I would like to remind members and non-members why belonging to the Society is to your advantage:

    1. The South African Society of Otorhinolaryngology Head and Neck Surgery:
      • Speaks as a collective voice for the Otolaryngology fraternity all issues pertaining to Otolaryngology practitioners.
      • Protects the boundaries of the specialty.
      • Protects individual members of the Society who are unfairly treated or discriminated against by funders or any third party.
      • Engages proactively with all important role players on affairs specifically pertaining to the specialty.
      • Assists in maintaining excellent academic standards.
      • Encourages and supports the formation of special interest groups within the specialty.
      • Defending issues that are threatening the sustainability of the private sector.

    1. Academic subcommittee:
      • Supports interaction, dialogue, planning and improvement of curricula as well as promoting the introduction of new technology and techniques, all serving to improve registrar training.
      • Encourages research projects and allocates solicited research grants to credible projects.

    1. ENT Congress subcommittee (Local organizing committee):
      • Arranges for a subcommittee to organize and convene the Annual ENT Congress.
      • Provides a platform for registrars to present papers or posters to an international audience.
      • Provides substantially reduced Congress registration fees to paid – up members.

    1. Continued Medical Education:
      • Supports a healthy academic environment, enables private otolaryngolog ists to benefit from journal discussions as well as courses.
      • Provides a platform for securing CPD points through Journal Club discussions.
      • Endorses and promotes support to individual Journal Clubs.
      • Provides access to selected online journals.

    1. Funding:
      • Provides financial support to registrars who present papers or posters of quality at Congresses.
      • Provides financial awards to registrars who presented papers/posters of excellence at the Congress that qualify for the registrars’ prizes.
      • Provides funds for the John Hamilton Training Grant.
      • Allocates grants to the individual Academic Departments of Otolaryngology for use at their own discretion.
      • Provides financial support to Journal Clubs to subscribe to journals.
      • Funds the maintenance of the ENT website.

    1. Peer Review:
      • Provides peer review on issues submitted by patients, funders, the legal fraternity and colleagues.

    1. Tariff subcommittee:
      • Negotiates with relevant institutions to secure fair and equitable recognition of and remuneration for services provided.

    1. Practice management:
      • Supports and encourages negotiation by the ENT management subcommittee (MANCO) for arrangements, contracts and benefits advantageous to otolaryngologists.
      • Offers through MANCO a group function for collecting and processing of otolaryngology practice related data and research information to facilitate negotiations with funders, the Department of Health, educational bodies and other relevant institutions.

  1. Member interaction:
      • Provides a forum for all ENT practitioners to interact with one another.

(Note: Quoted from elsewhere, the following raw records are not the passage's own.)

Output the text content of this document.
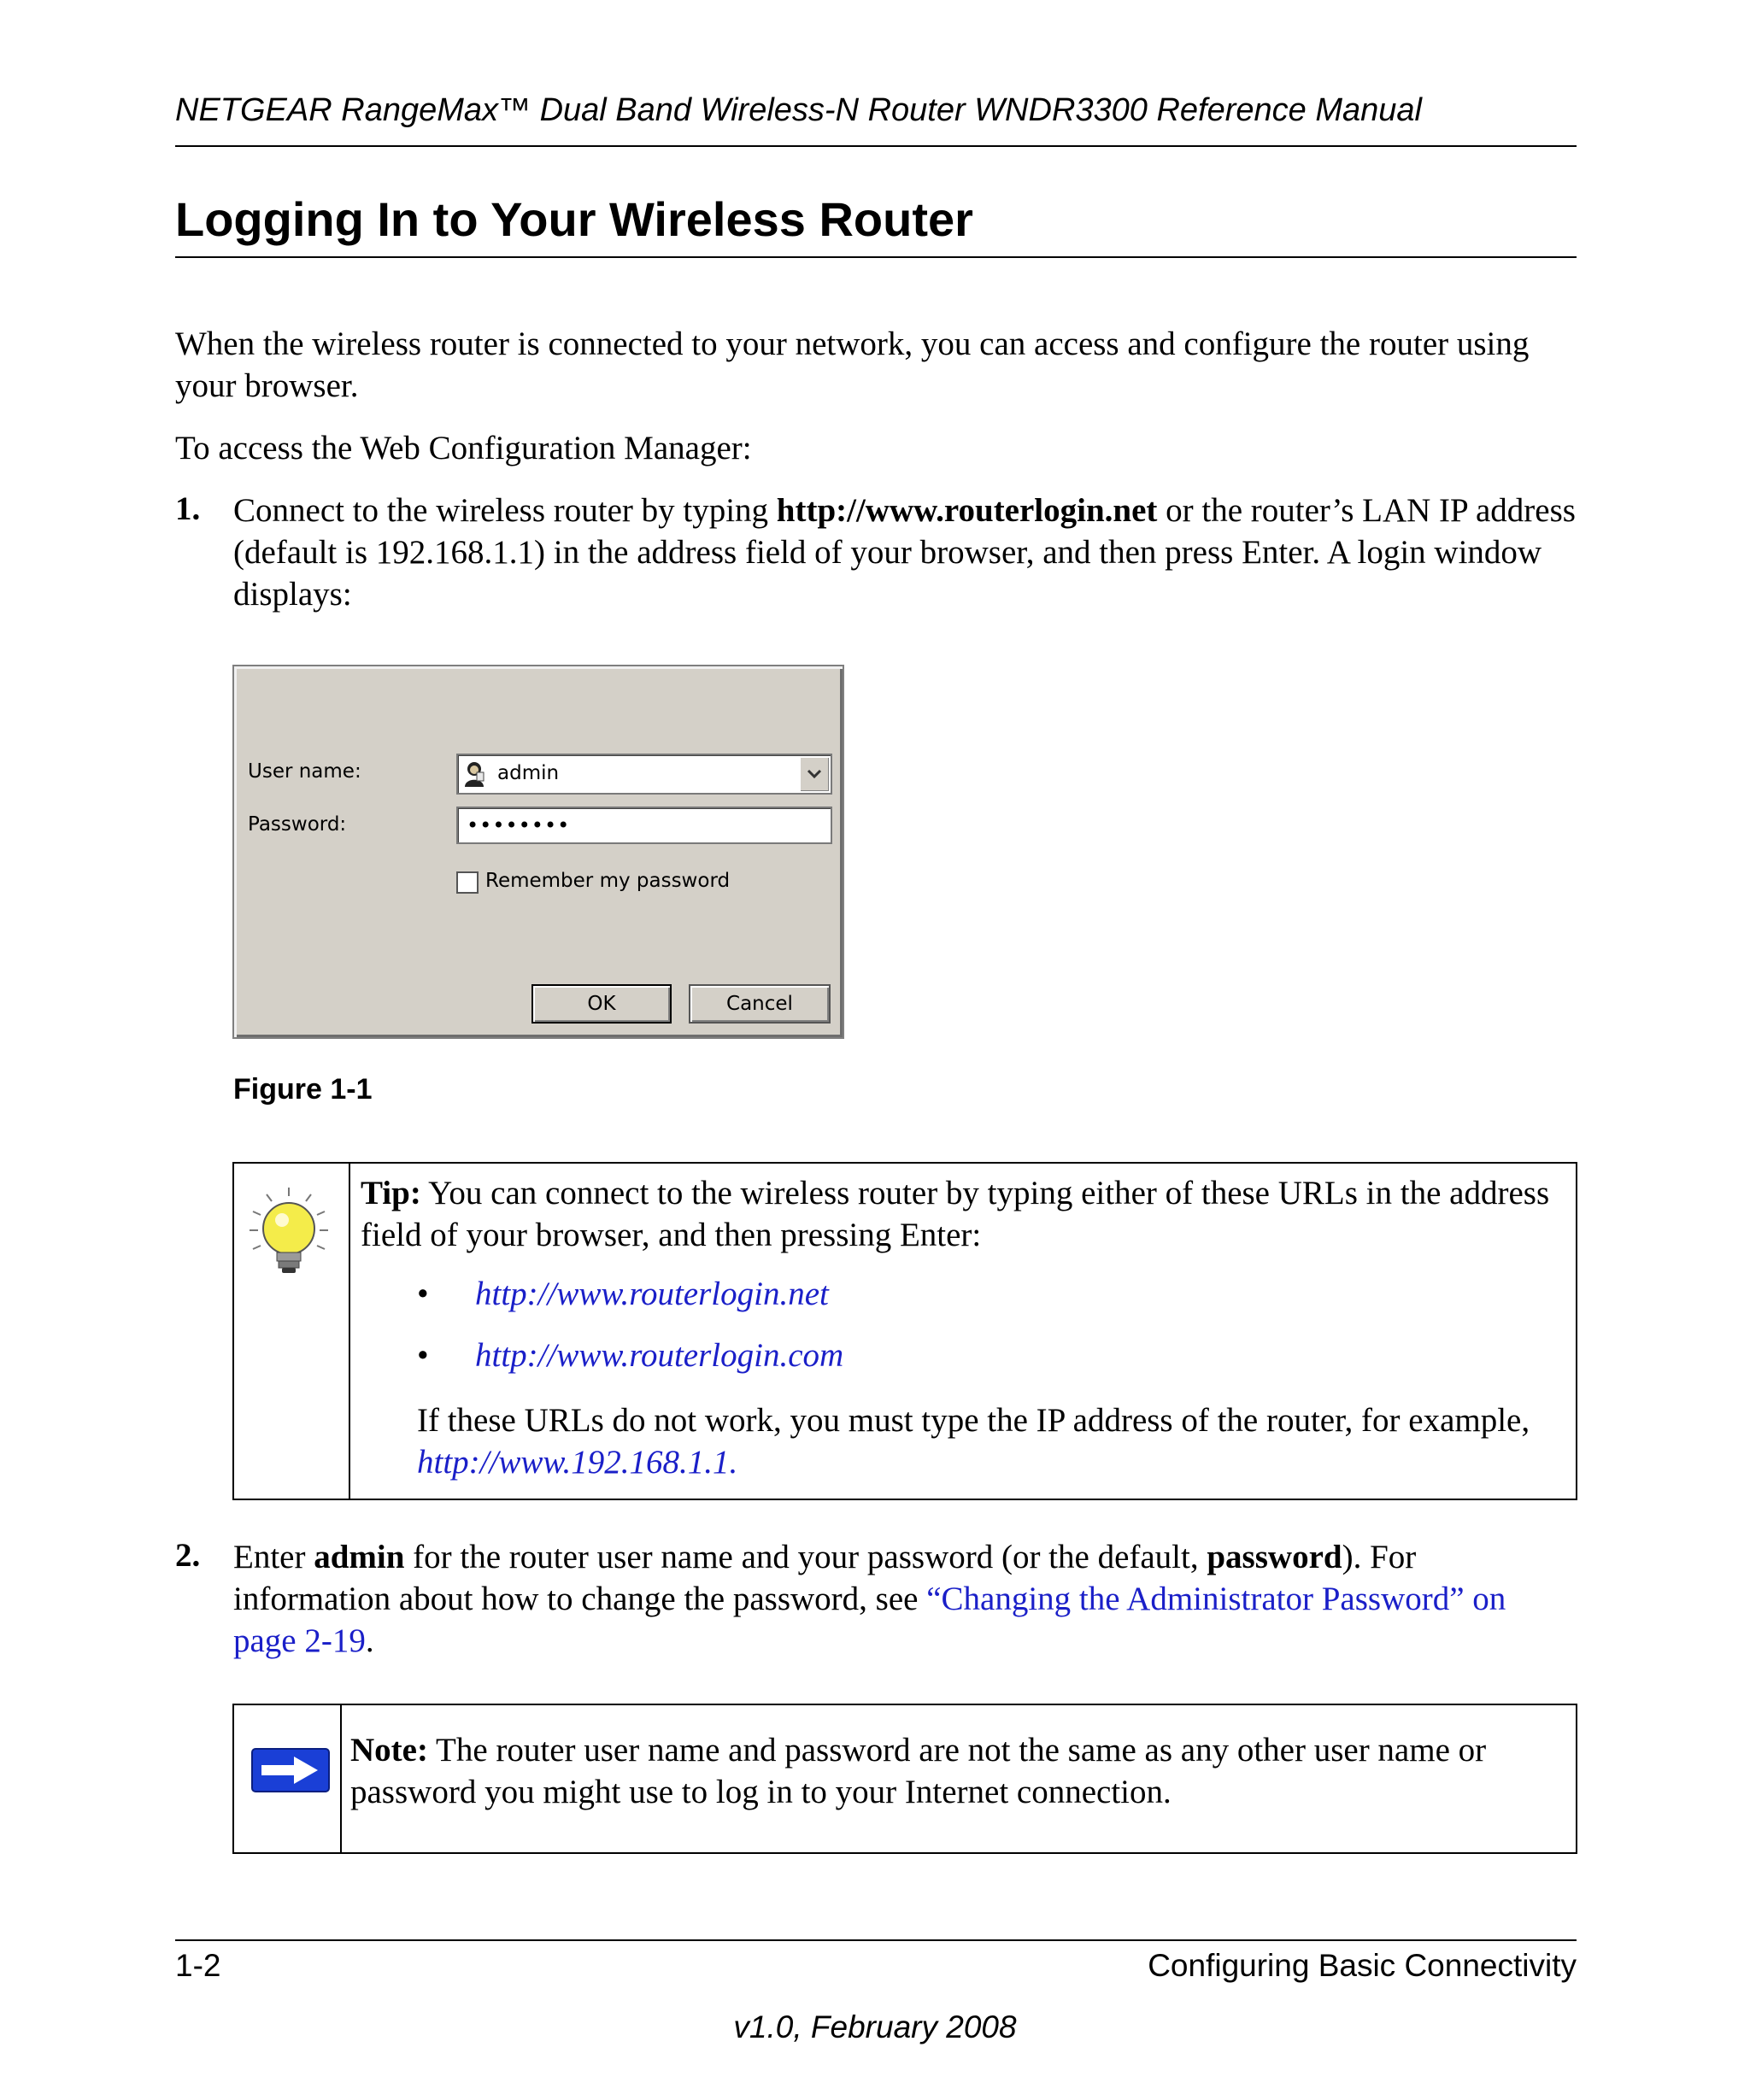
NETGEAR RangeMax™ Dual Band Wireless-N Router WNDR3300 Reference Manual
Logging In to Your Wireless Router
When the wireless router is connected to your network, you can access and configure the router using your browser.
To access the Web Configuration Manager:
1. Connect to the wireless router by typing http://www.routerlogin.net or the router’s LAN IP address (default is 192.168.1.1) in the address field of your browser, and then press Enter. A login window displays:
User name:	admin
Password:	••••••••
Remember my password
OK	Cancel
Figure 1-1
Tip: You can connect to the wireless router by typing either of these URLs in the address field of your browser, and then pressing Enter:
• http://www.routerlogin.net
• http://www.routerlogin.com
If these URLs do not work, you must type the IP address of the router, for example, http://www.192.168.1.1.
2. Enter admin for the router user name and your password (or the default, password). For information about how to change the password, see “Changing the Administrator Password” on page 2-19.
Note: The router user name and password are not the same as any other user name or password you might use to log in to your Internet connection.
1-2	Configuring Basic Connectivity
v1.0, February 2008
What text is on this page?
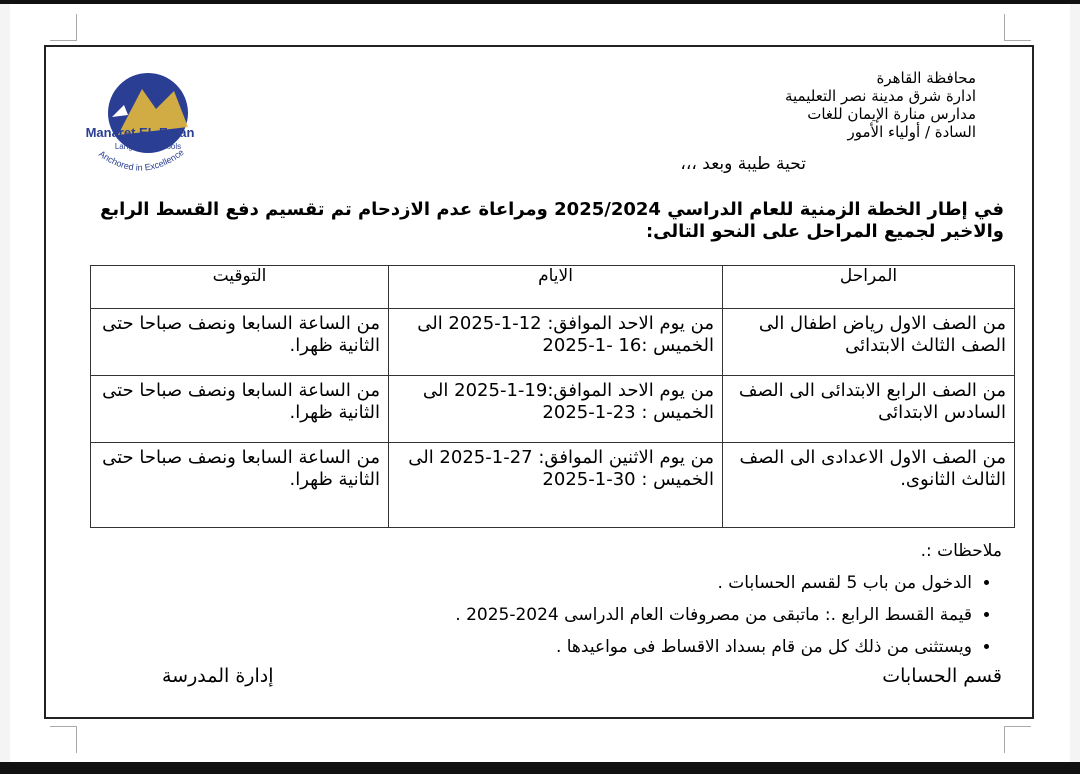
Manaret EL Eman
Language Schools
Anchored in Excellence
محافظة القاهرة
ادارة شرق مدينة نصر التعليمية
مدارس منارة الإيمان للغات
السادة / أولياء الأمور
تحية طيبة وبعد ،،،
في إطار الخطة الزمنية للعام الدراسي 2025/2024 ومراعاة عدم الازدحام تم تقسيم دفع القسط الرابع والاخير لجميع المراحل على النحو التالى:
المراحل	الايام	التوقيت
من الصف الاول رياض اطفال الى الصف الثالث الابتدائى	من يوم الاحد الموافق: 12-1-2025 الى الخميس :16 -1-2025	من الساعة السابعا ونصف صباحا حتى الثانية ظهرا.
من الصف الرابع الابتدائى الى الصف السادس الابتدائى	من يوم الاحد الموافق:19-1-2025 الى الخميس : 23-1-2025	من الساعة السابعا ونصف صباحا حتى الثانية ظهرا.
من الصف الاول الاعدادى الى الصف الثالث الثانوى.	من يوم الاثنين الموافق: 27-1-2025 الى الخميس : 30-1-2025	من الساعة السابعا ونصف صباحا حتى الثانية ظهرا.
ملاحظات :.
• الدخول من باب 5 لقسم الحسابات .
• قيمة القسط الرابع .: ماتبقى من مصروفات العام الدراسى 2024-2025 .
• ويستثنى من ذلك كل من قام بسداد الاقساط فى مواعيدها .
قسم الحسابات
إدارة المدرسة
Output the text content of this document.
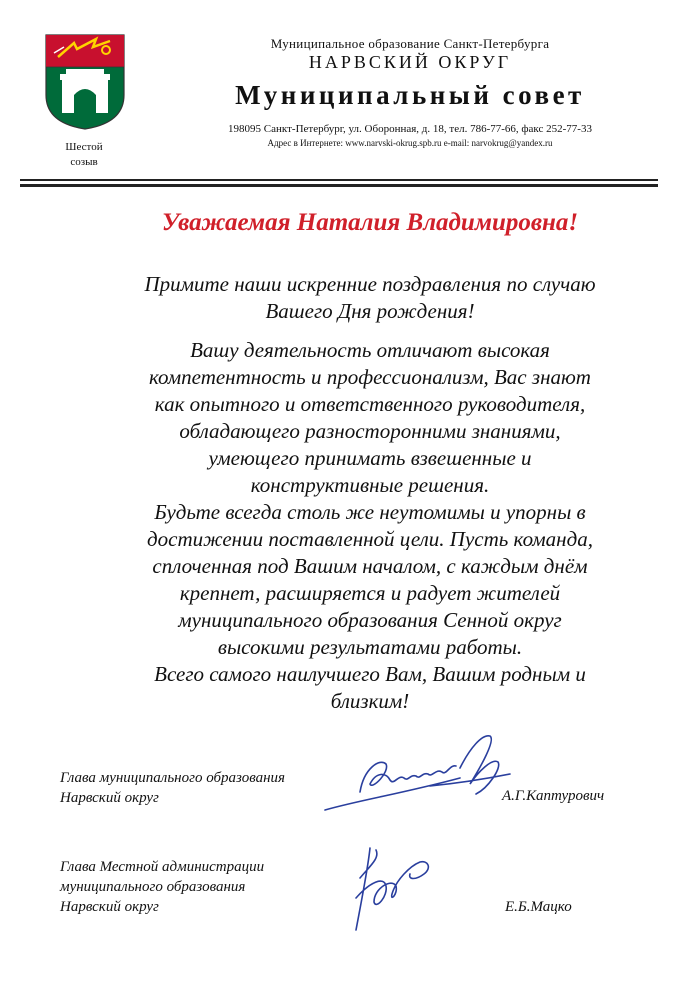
Шестой
созыв
Муниципальное образование Санкт-Петербурга
НАРВСКИЙ ОКРУГ
Муниципальный совет
198095 Санкт-Петербург, ул. Оборонная, д. 18, тел. 786-77-66, факс 252-77-33
Адрес в Интернете: www.narvski-okrug.spb.ru e-mail: narvokrug@yandex.ru
Уважаемая Наталия Владимировна!

Примите наши искренние поздравления по случаю

Вашего Дня рождения!

Вашу деятельность отличают высокая

компетентность и профессионализм, Вас знают

как опытного и ответственного руководителя,

обладающего разносторонними знаниями,

умеющего принимать взвешенные и

конструктивные решения.

Будьте всегда столь же неутомимы и упорны в

достижении поставленной цели. Пусть команда,

сплоченная под Вашим началом, с каждым днём

крепнет, расширяется и радует жителей

муниципального образования Сенной округ

высокими результатами работы.

Всего самого наилучшего Вам, Вашим родным и

близким!

Глава муниципального образования
Нарвский округ	А.Г.Каптурович
Глава Местной администрации
муниципального образования
Нарвский округ	Е.Б.Мацко
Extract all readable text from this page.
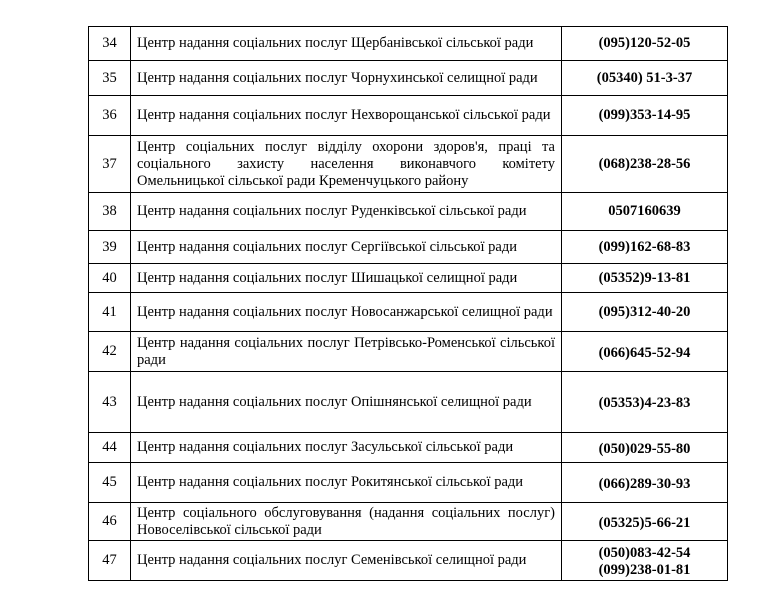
34	Центр надання соціальних послуг Щербанівської сільської ради	(095)120-52-05
35	Центр надання соціальних послуг Чорнухинської селищної ради	(05340) 51-3-37
36	Центр надання соціальних послуг Нехворощанської сільської ради	(099)353-14-95
37	Центр соціальних послуг відділу охорони здоров'я, праці та соціального захисту населення виконавчого комітету Омельницької сільської ради Кременчуцького району	(068)238-28-56
38	Центр надання соціальних послуг Руденківської сільської ради	0507160639
39	Центр надання соціальних послуг Сергіївської сільської ради	(099)162-68-83
40	Центр надання соціальних послуг Шишацької селищної ради	(05352)9-13-81
41	Центр надання соціальних послуг Новосанжарської селищної ради	(095)312-40-20
42	Центр надання соціальних послуг Петрівсько-Роменської сільської ради	(066)645-52-94
43	Центр надання соціальних послуг Опішнянської селищної ради	(05353)4-23-83
44	Центр надання соціальних послуг Засульської сільської ради	(050)029-55-80
45	Центр надання соціальних послуг Рокитянської сільської ради	(066)289-30-93
46	Центр соціального обслуговування (надання соціальних послуг) Новоселівської сільської ради	(05325)5-66-21
47	Центр надання соціальних послуг Семенівської селищної ради	(050)083-42-54
(099)238-01-81
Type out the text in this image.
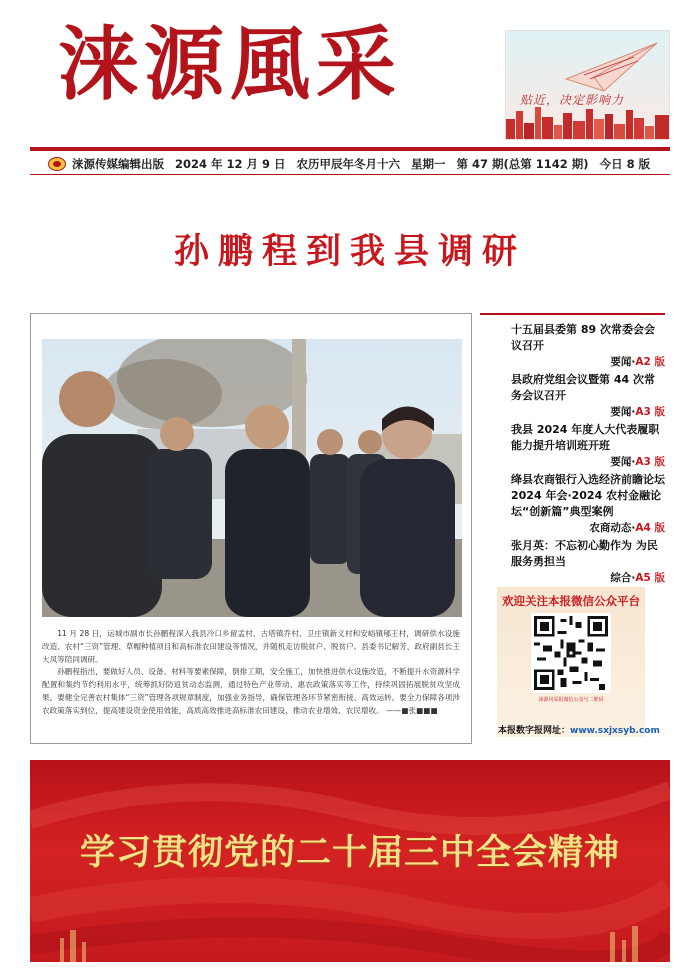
涞源風采	贴近，决定影响力
涞源传媒编辑出版 2024 年 12 月 9 日 农历甲辰年冬月十六 星期一 第 47 期(总第 1142 期) 今日 8 版
孙鹏程到我县调研

11 月 28 日，运城市副市长孙鹏程深入我县冷口乡留孟村、古塔镇乔村、卫庄镇新义村和安峪镇郇王村，调研供水设施改造、农村“三资”管理、草帽种植项目和高标准农田建设等情况，并随机走访脱贫户、脱贫户。县委书记解芳，政府副县长王大凤等陪同调研。

孙鹏程指出，要做好人员、设备、材料等要素保障，倒排工期，安全施工，加快推进供水设施改造，不断提升水资源科学配置和集约节约利用水平，统筹抓好防返贫动态监测，通过特色产业带动、惠农政策落实等工作，持续巩固拓展脱贫攻坚成果。要健全完善农村集体“三资”管理各项规章制度，加强业务指导，确保管理各环节紧密衔接、高效运转。要全力保障各项涉农政策落实到位，提高建设资金使用效能，高质高效推进高标准农田建设，推动农业增效、农民增收。 ——■张■■■

十五届县委第 89 次常委会会议召开
要闻·A2 版
县政府党组会议暨第 44 次常务会议召开
要闻·A3 版
我县 2024 年度人大代表履职能力提升培训班开班
要闻·A3 版
绛县农商银行入选经济前瞻论坛 2024 年会·2024 农村金融论坛“创新篇”典型案例
农商动态·A4 版
张月英：不忘初心勤作为 为民服务勇担当
综合·A5 版
欢迎关注本报微信公众平台
涞源风采报微信公众号二维码
本报数字报网址：www.sxjxsyb.com
学习贯彻党的二十届三中全会精神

I would like to express my sincere gratitude to the members of Society for the privilege being able to serve as president over the past three years. It has been a wonderful experience, during which many friends were made, but an experience that wouldn’t have been possible without the incredible support and friendship of the members of the EXCO. To Janette, our administrative officer, I simply fail words to thank you, you really enriched and eased my life.

Congratulations to Shanil Ramjettan who will serve as a worthy president for the next three years.

To each and every one of you, A BIG THANK YOU!